Patients with stage IV malignant melanoma require cytotoxic, single- or double-agent, systemic therapy. Single-agent chemotherapy with dacarbazine, temozolomide, or fotemustine should be used in selected patients who are not candidates for treatment with high-dose IL-2. Poor response to chemotherapy or immunotherapy alone has led to the evolution of combination therapy. Biologic therapy has been combined to increase overall activity and, perhaps, response rates.3

Ipilimumab: Ipilimumab (Yervoy) was approved by the FDA in March 2011 to treat advanced or metastatic melanoma.15 Ipilimumab is a human immunoglobulin G1 monoclonal antibody that exerts its action by blocking cytotoxic T lymphocyte–associated antigen 4, thereby increasing T-cell activation and proliferation. Ipilimumab activates the immune system, causing antitumor action.11 The National Comprehensive Cancer Network recommended ipilimumab as a category 1 treatment option for metastatic melanoma following a phase III trial that showed an overall survival benefit.16 The usual dosage of ipilimumab in metastatic melanoma is 3 mg/kg IV every 3 weeks for four doses.
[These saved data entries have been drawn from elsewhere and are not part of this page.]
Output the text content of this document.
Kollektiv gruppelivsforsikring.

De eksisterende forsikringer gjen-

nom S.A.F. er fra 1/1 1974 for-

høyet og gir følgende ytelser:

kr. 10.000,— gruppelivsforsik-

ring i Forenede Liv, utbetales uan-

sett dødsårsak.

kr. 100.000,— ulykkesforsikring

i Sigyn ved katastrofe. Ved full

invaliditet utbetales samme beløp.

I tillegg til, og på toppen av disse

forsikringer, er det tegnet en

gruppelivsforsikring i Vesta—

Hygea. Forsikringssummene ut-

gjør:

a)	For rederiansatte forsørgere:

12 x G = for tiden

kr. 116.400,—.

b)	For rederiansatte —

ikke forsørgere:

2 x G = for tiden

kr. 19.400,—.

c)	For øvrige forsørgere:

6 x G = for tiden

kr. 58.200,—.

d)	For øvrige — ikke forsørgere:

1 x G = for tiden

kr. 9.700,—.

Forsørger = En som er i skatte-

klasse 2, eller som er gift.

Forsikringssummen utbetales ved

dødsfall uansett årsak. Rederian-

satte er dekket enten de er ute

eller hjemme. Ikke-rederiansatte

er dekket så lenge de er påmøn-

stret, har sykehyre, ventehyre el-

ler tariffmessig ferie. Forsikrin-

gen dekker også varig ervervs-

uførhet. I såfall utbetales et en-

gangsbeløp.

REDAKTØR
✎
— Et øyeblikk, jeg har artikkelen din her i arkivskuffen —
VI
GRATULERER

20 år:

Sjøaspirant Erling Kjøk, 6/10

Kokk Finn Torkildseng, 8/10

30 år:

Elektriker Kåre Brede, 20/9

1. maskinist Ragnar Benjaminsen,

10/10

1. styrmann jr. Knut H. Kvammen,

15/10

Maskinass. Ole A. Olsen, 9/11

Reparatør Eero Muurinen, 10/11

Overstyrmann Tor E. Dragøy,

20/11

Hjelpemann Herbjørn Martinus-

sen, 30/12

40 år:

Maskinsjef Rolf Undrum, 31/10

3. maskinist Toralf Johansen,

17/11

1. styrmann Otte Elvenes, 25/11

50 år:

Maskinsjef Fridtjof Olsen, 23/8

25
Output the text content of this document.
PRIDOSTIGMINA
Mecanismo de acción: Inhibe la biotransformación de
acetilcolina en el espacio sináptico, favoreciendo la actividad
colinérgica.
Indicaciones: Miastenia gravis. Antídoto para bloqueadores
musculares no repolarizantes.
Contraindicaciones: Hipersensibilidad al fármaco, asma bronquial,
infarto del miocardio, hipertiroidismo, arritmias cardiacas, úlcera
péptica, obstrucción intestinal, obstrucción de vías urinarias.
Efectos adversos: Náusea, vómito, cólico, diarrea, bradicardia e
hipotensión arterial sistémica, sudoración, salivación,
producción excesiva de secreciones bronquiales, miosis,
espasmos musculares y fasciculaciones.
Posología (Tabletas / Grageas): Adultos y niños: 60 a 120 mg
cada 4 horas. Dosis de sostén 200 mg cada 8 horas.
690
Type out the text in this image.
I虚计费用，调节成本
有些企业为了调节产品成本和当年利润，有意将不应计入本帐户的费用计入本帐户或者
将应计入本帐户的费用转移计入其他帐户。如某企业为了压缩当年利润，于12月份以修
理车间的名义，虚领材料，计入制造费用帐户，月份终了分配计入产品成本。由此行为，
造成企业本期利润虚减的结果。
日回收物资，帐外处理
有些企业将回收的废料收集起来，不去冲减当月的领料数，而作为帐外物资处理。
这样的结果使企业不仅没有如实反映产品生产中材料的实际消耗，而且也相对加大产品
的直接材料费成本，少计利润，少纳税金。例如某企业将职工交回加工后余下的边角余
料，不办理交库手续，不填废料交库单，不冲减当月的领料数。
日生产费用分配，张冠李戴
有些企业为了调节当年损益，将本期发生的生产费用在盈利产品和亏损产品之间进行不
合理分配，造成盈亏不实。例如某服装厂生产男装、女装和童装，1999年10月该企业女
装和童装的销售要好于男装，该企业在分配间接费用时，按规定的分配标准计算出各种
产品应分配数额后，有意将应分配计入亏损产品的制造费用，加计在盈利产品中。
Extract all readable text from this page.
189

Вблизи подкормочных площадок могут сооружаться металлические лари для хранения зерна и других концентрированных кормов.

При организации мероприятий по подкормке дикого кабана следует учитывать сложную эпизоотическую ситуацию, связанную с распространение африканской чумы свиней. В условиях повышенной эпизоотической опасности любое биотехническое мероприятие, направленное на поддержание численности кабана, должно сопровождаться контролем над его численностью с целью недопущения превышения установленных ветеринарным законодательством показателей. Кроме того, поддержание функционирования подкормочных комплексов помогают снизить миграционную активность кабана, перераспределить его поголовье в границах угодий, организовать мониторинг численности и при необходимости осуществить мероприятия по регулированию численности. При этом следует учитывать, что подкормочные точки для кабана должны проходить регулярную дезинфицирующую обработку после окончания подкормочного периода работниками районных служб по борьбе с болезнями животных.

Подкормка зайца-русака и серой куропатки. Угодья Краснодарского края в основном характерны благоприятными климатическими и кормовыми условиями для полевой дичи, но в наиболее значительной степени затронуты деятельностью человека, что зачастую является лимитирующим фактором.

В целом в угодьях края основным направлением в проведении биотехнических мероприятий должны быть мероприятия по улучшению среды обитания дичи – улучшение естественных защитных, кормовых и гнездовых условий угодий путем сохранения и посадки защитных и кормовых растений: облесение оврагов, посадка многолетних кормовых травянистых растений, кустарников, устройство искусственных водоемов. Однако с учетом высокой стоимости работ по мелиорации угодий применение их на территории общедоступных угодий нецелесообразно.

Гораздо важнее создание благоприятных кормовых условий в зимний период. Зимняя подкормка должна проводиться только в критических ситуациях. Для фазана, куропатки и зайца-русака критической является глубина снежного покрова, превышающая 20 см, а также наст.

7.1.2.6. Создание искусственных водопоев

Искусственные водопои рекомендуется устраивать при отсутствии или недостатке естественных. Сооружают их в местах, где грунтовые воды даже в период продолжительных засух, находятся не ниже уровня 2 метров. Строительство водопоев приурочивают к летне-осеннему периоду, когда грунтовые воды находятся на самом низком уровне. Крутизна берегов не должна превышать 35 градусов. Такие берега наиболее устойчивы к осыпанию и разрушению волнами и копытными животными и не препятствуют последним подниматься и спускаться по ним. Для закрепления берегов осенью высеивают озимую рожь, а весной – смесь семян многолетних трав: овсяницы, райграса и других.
Melanoma is one of the few cancers whose incidence is on the rise. Older adults are mainly affected, with a higher incidence later in life. The primary treatment for melanoma is surgery with adjuvant IFN, depending upon the melanoma’s size and grade. Treatment for advanced melanoma is limited, and toxicities may limit its overall benefit. The key focus for the prevention of melanoma is sunscreen application and regular skin examinations for the detection of suspicious moles.